On Fri, May 9, 2014 at 2:06 AM, Edward Z. Yang <ezyang at mit.edu> wrote:
> Hello Brandon,
>
> Excerpts from Brandon Simmons's message of 2014-05-08 16:18:48 -0700:
>> I have an unusual application with some unusual performance problems
>> and I'm trying to understand how I might use unsafeFreezeArray to help
>> me, as well as understand in detail what's going on with boxed mutable
>> arrays and GC. I'm using the interface from 'primitive' below.
>>
>> First some basic questions, then a bit more background
>>
>> 1) What happens when I do `newArray s x >>= \a-> unsafeFreezeArray a
>> >> return a` and then use `a`? What problems could that cause?
>
> Your code as written wouldn't compile, but assuming you're talking about
> the primops newArray# and unsafeFreezeArray#, what this operation does
> is allocate a new array of pointers (initially recorded as mutable), and
> then freezes it in-place (by changing the info-table associated with
> it), but while maintaining a pointer to the original mutable array.  Nothing bad
> will happen immediately, but if you use this mutable reference to mutate
> the pointer array, you can cause a crash (in particular, if the array
> makes it to the old generation, it will not be on the mutable list and
> so if you mutate it, you may be missing roots.)
>
>> 2) And what if a do a `cloneMutableArray` on `a` and likewise use the
>> resulting array?
>
> If you do the clone before freezing, that's fine for all use-cases;
> if you do the clone after, you will end up with the same result as (1).
>
>> Background: I've been looking into an issue [1] in a library in which
>> as more mutable arrays are allocated, GC dominates (I think I verified
>> this?) and all code gets slower in proportion to the number of mutable
>> arrays that are hanging around.
>>
>> I've been trying to understand how this is working internally. I don't
>> quite understand how the "remembered set" works with respect to
>> MutableArray. As best I understand: the remembered set in generation G
>> points to certain objects in older generations, which objects hold
>> references to objects in G. Then for MutableArrays specifically,
>> card-marking is used to mark regions of the array with garbage in some
>> way.
>>
>> So my hypothesis is the slowdown is associated with the size of the
>> remembered set, and whatever the GC has to do on it. And in my tests,
>> freezing the array seems to make that overhead (at least the overhead
>> proportional to number of arrays) disappear.
>
> You're basically correct.  In the current GC design, mutable arrays of
> pointers are always placed on the mutable list.  The mutable list of
> generations which are not being collected are always traversed; thus,
> the number of pointer arrays corresponds to a linear overhead for minor GCs.
>
> Here is a feature request tracking many of the infelicities that our
> current GC design has:  https://ghc.haskell.org/trac/ghc/ticket/7662
> The upshot is that the Haskell GC is very nicely tuned for mostly
> immutable workloads, but there are some bad asymptotics when your
> heap has lots of mutable objects.  This is generally a hard problem:
> tuned GC implementations for mutable languages are a lot of work!

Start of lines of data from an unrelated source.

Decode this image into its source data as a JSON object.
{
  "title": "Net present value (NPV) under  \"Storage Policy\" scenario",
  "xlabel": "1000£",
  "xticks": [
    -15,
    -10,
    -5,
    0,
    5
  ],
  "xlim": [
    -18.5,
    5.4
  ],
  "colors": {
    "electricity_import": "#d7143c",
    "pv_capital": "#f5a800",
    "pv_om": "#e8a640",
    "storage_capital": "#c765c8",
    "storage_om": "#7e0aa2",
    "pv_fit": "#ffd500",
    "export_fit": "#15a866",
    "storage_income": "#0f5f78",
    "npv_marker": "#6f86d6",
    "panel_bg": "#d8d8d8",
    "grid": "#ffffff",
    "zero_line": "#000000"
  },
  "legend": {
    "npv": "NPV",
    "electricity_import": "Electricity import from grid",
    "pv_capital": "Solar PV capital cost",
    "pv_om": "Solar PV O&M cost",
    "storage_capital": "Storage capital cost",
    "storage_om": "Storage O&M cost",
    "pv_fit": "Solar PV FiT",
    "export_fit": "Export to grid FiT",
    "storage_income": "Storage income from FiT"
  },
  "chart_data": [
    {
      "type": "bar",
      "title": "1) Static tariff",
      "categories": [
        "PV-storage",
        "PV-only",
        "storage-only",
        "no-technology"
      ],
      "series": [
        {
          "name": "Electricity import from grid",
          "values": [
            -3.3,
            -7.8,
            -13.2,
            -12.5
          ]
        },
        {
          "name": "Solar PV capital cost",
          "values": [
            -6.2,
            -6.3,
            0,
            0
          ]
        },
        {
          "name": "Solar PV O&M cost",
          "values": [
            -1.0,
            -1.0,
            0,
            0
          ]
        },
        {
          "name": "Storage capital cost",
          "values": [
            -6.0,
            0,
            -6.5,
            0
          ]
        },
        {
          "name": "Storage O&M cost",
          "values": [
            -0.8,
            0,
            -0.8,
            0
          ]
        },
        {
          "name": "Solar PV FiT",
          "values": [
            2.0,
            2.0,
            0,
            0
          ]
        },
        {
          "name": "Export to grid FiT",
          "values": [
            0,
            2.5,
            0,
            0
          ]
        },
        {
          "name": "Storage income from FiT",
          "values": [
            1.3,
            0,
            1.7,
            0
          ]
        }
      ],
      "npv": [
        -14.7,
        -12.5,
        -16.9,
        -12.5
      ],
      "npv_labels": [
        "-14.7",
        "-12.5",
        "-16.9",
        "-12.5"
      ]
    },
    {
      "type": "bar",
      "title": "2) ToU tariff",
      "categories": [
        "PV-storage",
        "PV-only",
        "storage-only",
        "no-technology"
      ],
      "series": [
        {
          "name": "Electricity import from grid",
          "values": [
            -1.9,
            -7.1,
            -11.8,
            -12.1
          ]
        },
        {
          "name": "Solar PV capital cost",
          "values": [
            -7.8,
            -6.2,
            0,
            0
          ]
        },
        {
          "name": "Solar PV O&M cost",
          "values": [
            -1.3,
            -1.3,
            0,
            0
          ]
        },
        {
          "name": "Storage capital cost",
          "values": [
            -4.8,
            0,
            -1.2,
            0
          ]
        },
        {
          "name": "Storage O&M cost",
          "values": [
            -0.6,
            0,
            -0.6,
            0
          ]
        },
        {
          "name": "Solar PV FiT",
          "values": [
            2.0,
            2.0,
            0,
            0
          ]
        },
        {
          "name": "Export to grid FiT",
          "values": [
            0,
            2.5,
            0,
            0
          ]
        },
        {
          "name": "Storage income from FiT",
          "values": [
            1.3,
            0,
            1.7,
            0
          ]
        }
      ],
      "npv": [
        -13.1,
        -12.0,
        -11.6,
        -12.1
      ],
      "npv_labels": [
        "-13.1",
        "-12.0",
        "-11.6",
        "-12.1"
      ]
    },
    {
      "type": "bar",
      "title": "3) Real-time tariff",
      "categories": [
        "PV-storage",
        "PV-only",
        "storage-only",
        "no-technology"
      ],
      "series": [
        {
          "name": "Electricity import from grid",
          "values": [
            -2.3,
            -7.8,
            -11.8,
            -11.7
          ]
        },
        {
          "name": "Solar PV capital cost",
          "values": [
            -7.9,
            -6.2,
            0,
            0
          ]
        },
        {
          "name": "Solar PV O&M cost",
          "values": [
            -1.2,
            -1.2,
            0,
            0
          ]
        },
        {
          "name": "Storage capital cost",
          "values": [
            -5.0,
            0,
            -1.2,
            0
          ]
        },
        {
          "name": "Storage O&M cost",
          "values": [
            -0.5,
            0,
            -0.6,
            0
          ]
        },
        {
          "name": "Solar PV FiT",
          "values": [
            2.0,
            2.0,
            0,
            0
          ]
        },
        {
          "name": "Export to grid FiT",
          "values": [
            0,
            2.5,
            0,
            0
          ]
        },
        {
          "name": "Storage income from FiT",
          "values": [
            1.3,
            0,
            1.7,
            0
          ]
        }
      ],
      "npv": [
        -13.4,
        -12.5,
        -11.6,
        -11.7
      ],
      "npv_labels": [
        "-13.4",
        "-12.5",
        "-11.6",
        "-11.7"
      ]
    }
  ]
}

> (Just ask the JVM implementors.)
>
>> Now I'm really lost in the woods though. My hope is that I might be
>> able to safely use unsafeFreezeArray to help me here [3]. Here are the
>> particulars of how I use MutableArray in my algorithm, which are
>> somewhat unusual:
>>   - keep around a small template `MutableArray Nothing`
>>   - use cloneMutableArray for fast allocation of new arrays
>>   - for each array only a *single* write (CAS actually) happens at each position
>>
>> In fact as far as I can reason, there ought to be no garbage to
>> collect at all until the entire array becomes garbage (the initial
>> value is surely shared, especially since I'm keeping this template
>> array around to clone from, right?). In fact I was even playing with
>> the idea of rolling a new CAS that skips the card-marking stuff.
>
> I don't understand your full workload, but if you have a workload that
> involves creating an array, mutating it over a short period of time,
> and then never mutating it afterwards, you should simply freeze it after
> you are done writing it.  Once frozen, the array will no longer be kept
> on the mutable list and you won't pay for it when doing GC.  However,
> the fact that you are doing a CAS makes it seem to me that your workflow
> may be more complicated than that...
>
> Cheers,
> Edward

Another silly question: when card-marking happens after a write or
CAS, does that indicate "this segment maybe contains old-to-new
generation references, so be sure to preserve (scavenge?) them from
collection "? In my initial question I was thinking of the cards as
indicating "here be garbage" (e.g. a previous overwritten array
value), but I think I had the wrong idea about how copying GC works
generally (shouldn't it really be called Non-Garbage Preservation?).